Until 2007, Finnish company Nokia had been the world’s dominant and pace-setting mobile-phone maker. Nevertheless, iPhone’s release that year completely changed consumer habits. Nokia ignored the threat and kept on producing cell phones even though it introduced touch screen devices in 2004. Nokia’s mobile phone department’s ignorance of the threat lead to company crisis, and, finally, it was sold to Microsoft.
Nokia’s case is one of the best text-book examples showing that nowadays innovation and ability to adapt to fast-paced changes is the key to success in the market. Modern manufacturers are increasingly dependant on digital technologies: data and analytics fundamentally change whole manufacturing process. It is the consequence of the Industry Revolution 4.0. Consantly growing digitalisation of the industry forces companies to change their manufacturing processes. Manufacturing and digital technologies are increasingly interlinked.
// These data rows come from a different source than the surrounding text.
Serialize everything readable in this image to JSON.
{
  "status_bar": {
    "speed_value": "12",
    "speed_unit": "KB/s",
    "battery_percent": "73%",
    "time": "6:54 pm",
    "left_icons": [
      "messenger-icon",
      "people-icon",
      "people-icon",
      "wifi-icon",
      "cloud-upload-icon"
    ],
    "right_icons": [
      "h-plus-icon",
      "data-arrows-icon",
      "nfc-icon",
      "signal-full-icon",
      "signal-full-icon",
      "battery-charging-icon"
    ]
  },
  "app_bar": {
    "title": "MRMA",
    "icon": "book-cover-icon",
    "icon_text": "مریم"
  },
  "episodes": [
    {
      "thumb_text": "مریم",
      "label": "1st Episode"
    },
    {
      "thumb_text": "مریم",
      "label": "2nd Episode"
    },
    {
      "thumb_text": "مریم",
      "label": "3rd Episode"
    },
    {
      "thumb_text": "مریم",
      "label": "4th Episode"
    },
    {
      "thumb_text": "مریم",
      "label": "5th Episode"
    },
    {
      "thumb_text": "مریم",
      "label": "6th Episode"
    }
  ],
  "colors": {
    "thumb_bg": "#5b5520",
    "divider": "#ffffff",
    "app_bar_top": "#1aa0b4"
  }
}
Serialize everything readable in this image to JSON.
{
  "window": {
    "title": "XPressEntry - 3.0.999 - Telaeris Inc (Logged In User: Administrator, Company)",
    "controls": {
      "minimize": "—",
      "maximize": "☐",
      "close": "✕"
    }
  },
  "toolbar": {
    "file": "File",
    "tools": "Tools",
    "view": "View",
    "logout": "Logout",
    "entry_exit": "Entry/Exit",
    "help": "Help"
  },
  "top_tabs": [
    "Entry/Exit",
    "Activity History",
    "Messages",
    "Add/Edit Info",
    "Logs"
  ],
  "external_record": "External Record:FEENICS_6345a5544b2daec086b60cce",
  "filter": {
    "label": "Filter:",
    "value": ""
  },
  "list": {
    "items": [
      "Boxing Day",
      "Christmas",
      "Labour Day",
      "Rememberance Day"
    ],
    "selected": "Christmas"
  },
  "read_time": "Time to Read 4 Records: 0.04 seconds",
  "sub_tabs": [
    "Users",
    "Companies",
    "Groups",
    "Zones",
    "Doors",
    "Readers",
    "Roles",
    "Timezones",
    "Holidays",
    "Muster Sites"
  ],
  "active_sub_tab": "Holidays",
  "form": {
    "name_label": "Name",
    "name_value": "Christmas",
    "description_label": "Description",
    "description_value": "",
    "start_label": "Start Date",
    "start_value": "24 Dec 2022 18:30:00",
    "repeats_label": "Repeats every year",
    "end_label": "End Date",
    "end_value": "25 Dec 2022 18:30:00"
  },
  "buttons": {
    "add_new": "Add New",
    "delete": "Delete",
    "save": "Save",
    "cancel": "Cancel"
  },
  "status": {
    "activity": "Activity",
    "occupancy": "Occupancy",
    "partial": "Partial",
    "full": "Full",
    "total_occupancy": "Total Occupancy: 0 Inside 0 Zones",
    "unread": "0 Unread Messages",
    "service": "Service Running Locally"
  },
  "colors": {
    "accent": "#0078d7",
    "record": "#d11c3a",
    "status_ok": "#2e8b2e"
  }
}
Rapidly growing industry in Lithuania and Europe needs both types of professionals: specialists in specific engineering fields and employees who are able to see manufacturing processes more widely. The latter are the focus of the digital manufacturing study programme – professionals who are ready adapt to quickly changing landscape of manufacturing industry.
In modern manufacturing, an increasing number of processes are transferred to digital manufacturing. The need for personalised manufacturing is soaring, when using 3D visualisations the product is designed, produced and assembled according to the particular needs of each customer. Manufacturing automatisation is also on the rise.